ARCHITECTURE AND INTRASTERIC REGULATION OF GIANT PROTEIN KINASES. B. Kobe, J. Heierhorst, S.C. Feil, M.W. Parker, G.M. Benian* and B.E. Kemp. St. Vincent's Institute of Medical Research, 41 Victoria Parade, Fitzroy, Victoria 3065, Australia; *Dept. of Pathology, Emory University, Atlanta, Georgia 30322, USA.

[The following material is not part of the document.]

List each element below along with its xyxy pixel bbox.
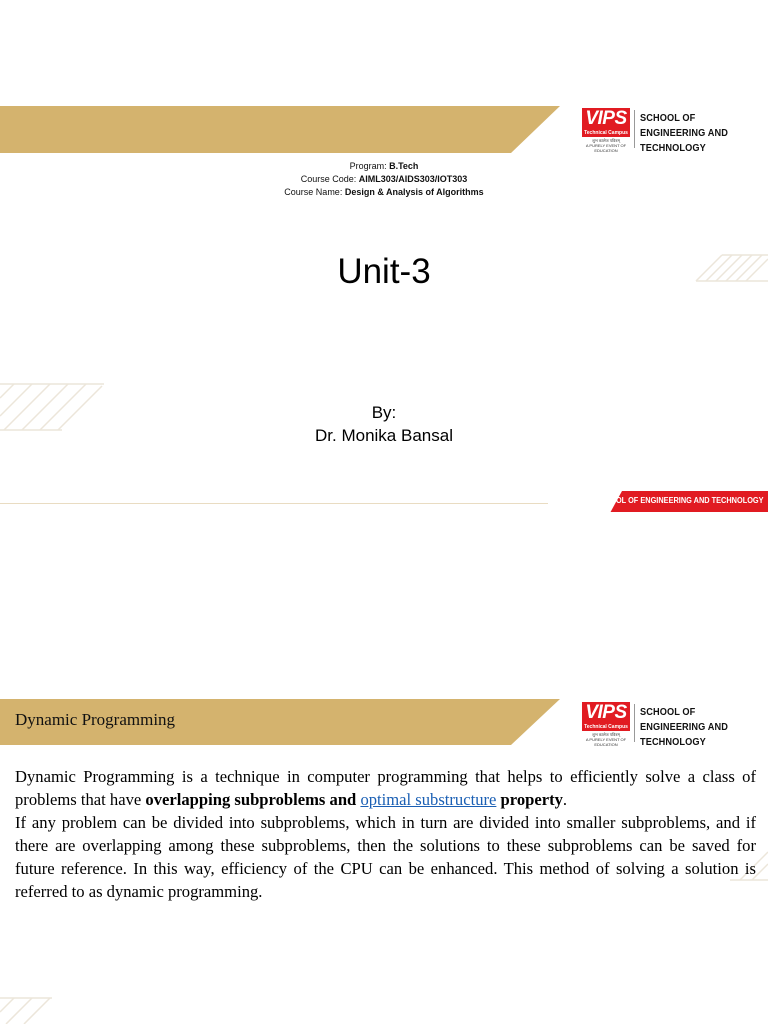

Protein kinases are key regulatory enzymes in most cellular processes and must themselves be tightly regulated. Such regulation is often achieved by an intrasteric mechanism, where a part of the enzyme binds to the active site and autoinhibits its activity. The giant myosin associated proteins twitchin, projectin and titin are the largest members of the protein kinase family (600-3000 kDa) and have important roles in muscle contraction and cytoskeletal structure. Their sequences consist of numerous fibronectin type III-like and immunoglobulin (Ig)-like motifs, and a single autoinhibited protein Ser/Thr kinase structurally related to vertebrate myosin light chain kinases. We have recently shown that twitchin can be activated by the Ca²⁺/S100A1₂ protein complex. To study the regulatory mechanisms of giant protein kinases, we determined the crystal structures of two recombinant fragments of twitchin. The structure of the autoinhibited twitchin kinase from Aplysia (A) reveals the conservation and flexibility of the autoinhibitory mechanism in giant protein kinases. The autoinhibitory sequence is positioned in the cleft between the two protein kinase lobes and inhibits the kinase by extensive contacts with residues implicated in substrate binding, ATP binding and catalysis. The structure of an extended fragment of C. elegans twitchin (B) containing the autoinhibited kinase domain and a C-terminal Ig-like domain shows that the Ig-like domain extends from the kinase domain opposite to the active site and exposes possible myosin-interacting surfaces. Our studies of the regulation and domain architecture of giant protein kinases jointly with an analysis of autoinhibitory sequences of other autoinhibited kinases point to possible common and diverse features of the intrasteric regulatory mechanisms.